2004 Denver Annual Meeting (November 7–10, 2004)

Paper No. 9
Presentation Time: 4:00 PM


WAGONER, Laureen, Geology, Univ of California, One Shields Ave, Davis, CA 95616, SINGER, Michael J., LAWR, Univ of California, Davis, CA 95616 and DENG, Chenglong, Institute of Geology and Geophysics, Chinese Academy of Sciences, POB#9825, Beijing, 100029, China, wagoner@geology.ucdavis.edu

The Loess Plateau of north central China (CLP) contains a 2.5 ma record of paleoclimate change. The modern climate is dominated by alternation of the warm, wet summer and cold, dry and windy winter monsoons. Former glacial climates on the CLP were likely dominated by winter-monsoon-like conditions and enhanced loess deposition, whereas interglacials were dominated by summer-monsoon-like conditions conducive to rapid weathering and soil formation.

The purpose of this work is to compare the iron oxide/oxyhydroxide mineralogy contained within 2 loess-paleosol couplets collected from 2 sites on the CLP. Wiggle matching of sedimentary magnetic susceptibility variations with the marine SPECMAP d18O record has established that the S1/ L2 (paleosol and parent loess respectively) couplet represents the Last Interglacial soil and preceding OIS-6 glacial loess. The S5/L6 paleosol-loess pair corresponds to the MIS 13-15/16 interglacial and glacial stages respectively.

The study sites represent a transect from the drier northern Plateau margin to the wetter southern margin. The northern Shimao site is characterized by coarse silts and oxidized sands derived from proximal desert sources. The southern Wei'nan site is distal to the dust sources and is characterized by thin, clayey, highly weathered loess and paleosols containing abundant redoxymorphic concentrations.

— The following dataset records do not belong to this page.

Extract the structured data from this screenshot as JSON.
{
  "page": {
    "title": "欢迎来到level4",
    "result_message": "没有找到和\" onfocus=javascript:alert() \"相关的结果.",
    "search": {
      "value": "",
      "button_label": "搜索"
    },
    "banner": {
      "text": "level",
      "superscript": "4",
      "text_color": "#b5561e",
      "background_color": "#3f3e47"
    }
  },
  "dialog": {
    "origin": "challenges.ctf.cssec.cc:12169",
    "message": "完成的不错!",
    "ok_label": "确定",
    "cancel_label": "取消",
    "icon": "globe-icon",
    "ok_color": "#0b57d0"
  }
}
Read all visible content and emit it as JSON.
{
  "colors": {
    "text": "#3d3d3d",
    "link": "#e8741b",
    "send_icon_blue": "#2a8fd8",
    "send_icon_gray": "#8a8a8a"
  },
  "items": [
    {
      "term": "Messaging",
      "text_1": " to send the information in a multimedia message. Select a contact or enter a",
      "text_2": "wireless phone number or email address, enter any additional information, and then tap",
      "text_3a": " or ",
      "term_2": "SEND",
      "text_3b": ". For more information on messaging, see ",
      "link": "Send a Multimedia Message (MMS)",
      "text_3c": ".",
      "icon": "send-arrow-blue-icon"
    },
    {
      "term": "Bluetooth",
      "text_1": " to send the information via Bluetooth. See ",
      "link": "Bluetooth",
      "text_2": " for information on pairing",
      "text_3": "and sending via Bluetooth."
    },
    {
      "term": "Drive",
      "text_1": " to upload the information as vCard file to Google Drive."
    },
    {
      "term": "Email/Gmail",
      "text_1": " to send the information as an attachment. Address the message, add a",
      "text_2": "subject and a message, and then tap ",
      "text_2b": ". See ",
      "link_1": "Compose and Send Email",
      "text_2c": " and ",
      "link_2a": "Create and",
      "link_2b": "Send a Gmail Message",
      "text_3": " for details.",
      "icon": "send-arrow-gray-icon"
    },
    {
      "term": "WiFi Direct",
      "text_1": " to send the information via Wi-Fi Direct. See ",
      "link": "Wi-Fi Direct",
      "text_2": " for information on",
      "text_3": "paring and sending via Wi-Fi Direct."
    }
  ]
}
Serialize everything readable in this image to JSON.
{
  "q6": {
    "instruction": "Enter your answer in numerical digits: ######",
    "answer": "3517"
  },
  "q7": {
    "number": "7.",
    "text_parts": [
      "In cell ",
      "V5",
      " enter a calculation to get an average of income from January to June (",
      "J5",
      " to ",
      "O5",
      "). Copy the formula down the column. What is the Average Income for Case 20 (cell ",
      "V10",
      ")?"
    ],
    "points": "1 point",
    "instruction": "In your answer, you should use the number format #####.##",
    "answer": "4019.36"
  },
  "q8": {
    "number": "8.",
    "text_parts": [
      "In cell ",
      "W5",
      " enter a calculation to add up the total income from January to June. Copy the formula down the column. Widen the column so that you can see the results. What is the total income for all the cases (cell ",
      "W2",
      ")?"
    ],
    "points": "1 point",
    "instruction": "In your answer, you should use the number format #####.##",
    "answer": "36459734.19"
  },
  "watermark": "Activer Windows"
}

This project compares iron oxide mineral occurrence in loess and paleosols on an intra-site and regional basis. Oxide mineral variation within loess-paleosol couplets includes differences in grain size, mineralogy and origin. Silt to clay-size oxides are transported, whereas submicron oxides are formed in situ, often as coatings. Oxide mineral phases differ at the nanoscale in structure and reactivity compared to their macroscopic equivalents. The goal of this work is to establish correlations between the nanoscale iron oxides and the soil environmental conditions of their formation.

Bulk pedogenic iron oxides have been isolated and will be examined via analytical TEM for crystal chemistry and structure. This and surface scaling patterns will be used to help distinguish discrete populations of minerals. Finally, oxygen isotopes of iron oxides will be measured to directly compare regional hydrologic conditions with global proxies of climate change.